If the individual consented to electronic notice, the form may be emailed if the business keeps records of each email. The form may also be sent via regular mail. The business may call the individual if it keeps records of each call. If the breach was massive (more than 500,000 persons affected, notice costs would exceed $250,000) or there is insufficient contact information, the business may ask the Attorney General for permission to do all of the following: email if the addresses are available, posting the notice on the business's webpage and notice using statewide media. But, if the email address, password or security Q/A were breached, the business should not send email to the hacked account.
Is there a private right of action?
No, the affected individual cannot sue the business that has been hacked. The Attorney General may bring an action for an injunction and, if notice was not provided, for damages and actual costs or losses incurred by a person entitled to notice. An additional civil penalty may be imposed by the court if it holds that the violation was "knowing or reckless." The penalty is the greater of $5,000 or up to $20 per instance of failed notification, not to exceed $250,000. Any business that fails to implement the below security protocols is also subject to action by the Attorney General.
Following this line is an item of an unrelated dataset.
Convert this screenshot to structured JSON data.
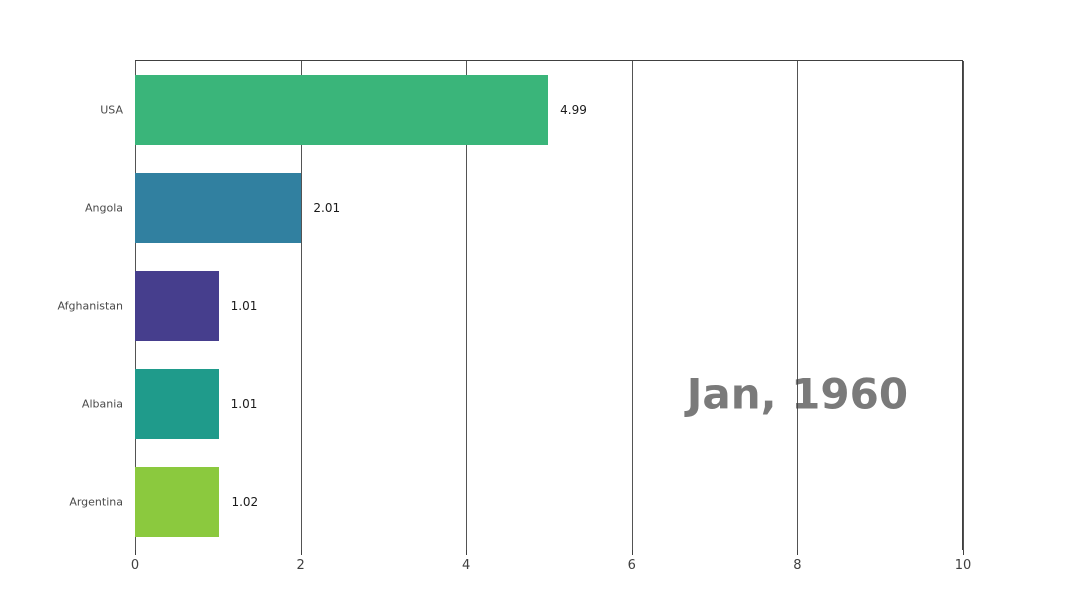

What are the new security protocols?
Implement a Data Security Program, which:
1. designates one or more employees to coordinate the security program;
2. identifies reasonably foreseeable internal and external risks;
3. assesses the sufficiency of safeguards in place to control the identified risks;
4. trains and manages employees in the security program practices and procedures;
5. selects service providers capable of maintaining appropriate safeguards, and requires those safeguards by contract; and
6. adjusts the security program in light of business changes or new circumstances.
Technical Safeguards, which:
1. assess risks in network and software design;
2. assess risks in information processing, transmission and storage;
3. detect, prevent and respond to attacks or system failures; and
4. regularly tests and monitors the effectiveness of key controls, systems and procedures.
Physical Safeguards, which:
1. assess the risks of information storage and disposal;
2. detect, prevent and respond to intrusions;
3. protect against unauthorized access to or use of private information during or after the collection, transportation and destruction or disposal of the information; and
4. disposes of private information within a reasonable amount of time after it is no longer needed for business purposes by erasing electronic media so that the information cannot be read or reconstructed.
A small business (fewer than 50 employees, less than $3 million dollars in gross annual revenues for the last three years or less than $5 million dollars in total assets) complies if "the small business's security program contains reasonable administrative, technical and physical safeguards that are appropriate for the size and complexity of the small business, the nature and scope of the small business's activities, and the sensitivity of the personal information the small business collects from or about consumers." Businesses who are subject to and already in compliance with GLB, HIPAA/HITECH or New York's rules for financial service companies, or any other federal or New York agency data security statutes, rules or regulations are considered to be compliant with these SHIELD Act provisions.
Given the new security protocols and notification requirements, what are the next steps for a business which possesses PI of New York residents? First, conduct a self-assessment of the businesses' existing security protocols and inventory the PI collected, stored, used and disclosed so that New York residents are easily identified. Second, compare what protocols exist with the SHIELD protocols and implement the new protocols in an internal written information security policy, which incorporates the notification obligations. Third, consult with legal and IT professionals to confirm compliance, and lastly, communicate with internal personnel about their responsibilities.